Smith definitely wasn’t going back to Camden. Her name isn’t Michael Jackson — the only star who ever made going backwards look so good. The only route she could take was forward, toward that vision in her head, and toward her God who placed that dream there.

“My faith gave me strength to keep going, because regardless of what I was going through, I had this constant picture in my head and in my heart of success. And that’s why I quoted this several times, ‘Our dreams are not figments of our imaginations. Our God is showing a glimpse of our future.’ And I really do believe that. That our dreams and our passion are connected to our purpose and there [were] times where it [was] hard. But I kept going,” says Smith.

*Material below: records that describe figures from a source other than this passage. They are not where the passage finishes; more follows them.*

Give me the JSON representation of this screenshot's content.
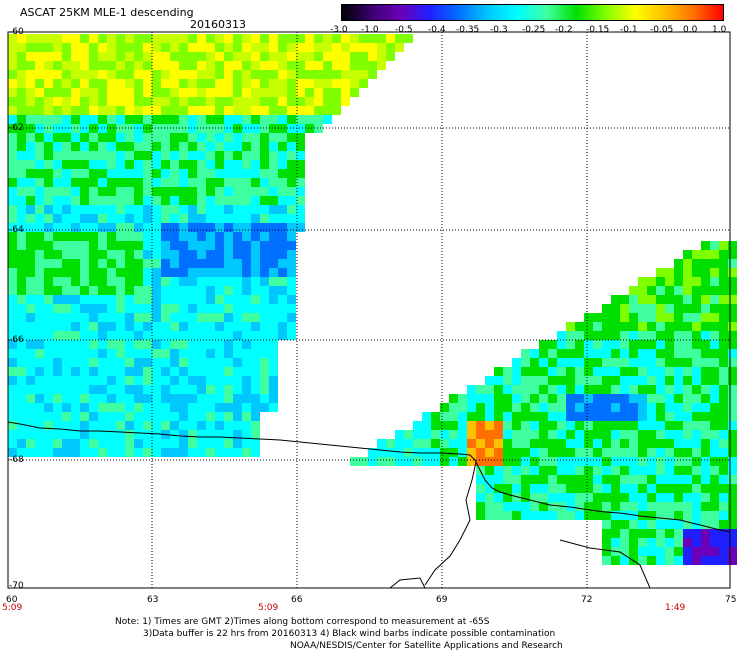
{
  "header": {
    "title": "ASCAT 25KM MLE-1 descending",
    "date": "20160313"
  },
  "colorbar": {
    "labels": [
      "-3.0",
      "-1.0",
      "-0.5",
      "-0.4",
      "-0.35",
      "-0.3",
      "-0.25",
      "-0.2",
      "-0.15",
      "-0.1",
      "-0.05",
      "0.0",
      "1.0"
    ],
    "colors": [
      "#000000",
      "#3a0070",
      "#6a00b8",
      "#2020ff",
      "#0070ff",
      "#00c8ff",
      "#00ffff",
      "#40ffa0",
      "#00e000",
      "#80ff00",
      "#ffff00",
      "#ffc000",
      "#ff7000",
      "#ff0000"
    ]
  },
  "axes": {
    "lat_labels": [
      "-60",
      "-62",
      "-64",
      "-66",
      "-68",
      "-70"
    ],
    "lon_labels": [
      "60",
      "63",
      "66",
      "69",
      "72",
      "75"
    ],
    "times": [
      "5:09",
      "5:09",
      "1:49"
    ]
  },
  "notes": {
    "line1": "Note: 1) Times are GMT 2)Times along bottom correspond to measurement at -65S",
    "line2": "3)Data buffer is 22 hrs from 20160313 4) Black wind barbs indicate possible contamination",
    "line3": "NOAA/NESDIS/Center for Satellite Applications and Research"
  }
}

And she’s still going, on an uninterrupted upward trajectory toward that dream on the horizon.

BLESSED TO BE A BLESSING:

It’s not often one hears the entire theater break into spontaneous applause after the scene is over. During the media screening of Why Did I Get Married Too? in Midtown Manhattan, some folk hopped out of their seats cheering Smith’s Angela character the way you would when you see someone slam down a tomahawk dunk in someone’s face. She had people talking back to the screen and laughing over the dialogue of the other actors in the film.

This tall stock of energy called Smith has truly arrived — if she didn‘t already with her unforgettable performances in Daddy‘s Little Girls and the first Why Did I Get Married? But Smith is using her amplified platform to do more than live the Bentley lifestyle.

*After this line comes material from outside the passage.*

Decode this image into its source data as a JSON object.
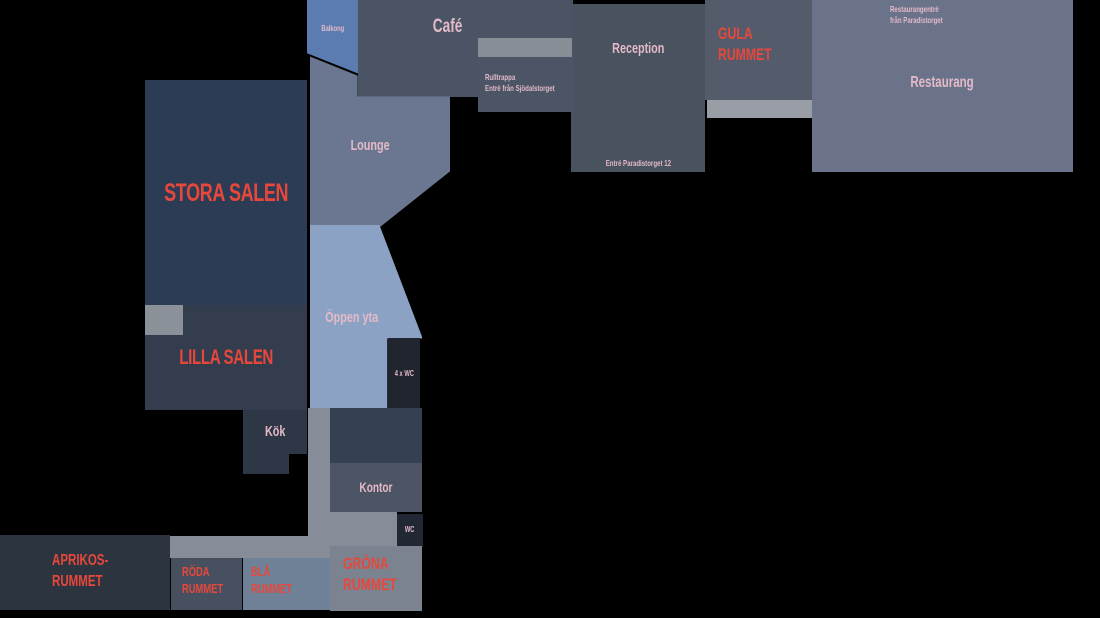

“I feel like [fame] gave me more of an opportunity to spread what I want to spread as a humanitarian, as a Christian, and as a person who just wants to do good within my society, you follow what I’m saying?” says the former non-believer whose life changed when she turned to God. “I feel like we’re given a platform for a reason. Hey, the more people that know me, the more people that may listen to what’s in my heart to share, whether to persevere or overcome. I thank God for the platform and the opportunity to give love.”

While she struggled to find that elusive thing called success, Smith’s love was able to marinate in her soul like a Tasha Smithbottle of fine French wine. And now she serves it in liberal servings on a variety of fronts. She is the spokesperson for Procter & Gamble’s highly successful “My Black is Beautiful” national tour. She is able to dispense love in large doses through the Tasha Smith Acting Workshop which, she points out, is on a national tour to seek and train aspiring actors (www.tsaw.com). And Smith is working with the NFL to use her techniques to help empower players.

Smith offers much love through her performances, like in the chilling TV series “The Corner,” where she played heroin addict Veronica “Ronnie” Boise to show viewers the many perils of such a life.

By giving out so much love, she is also getting more in return. Right now she’s getting it from Tyler Perry, whom she adores for providing the role that launched her into our collective consciousness. But now love is coming from many other directions these days. And Smith is ready to embrace all the love.

“I’m so looking forward to my future. I’m looking forward to working with different directors and producers and just experience just new levels of life and creativity,” she says.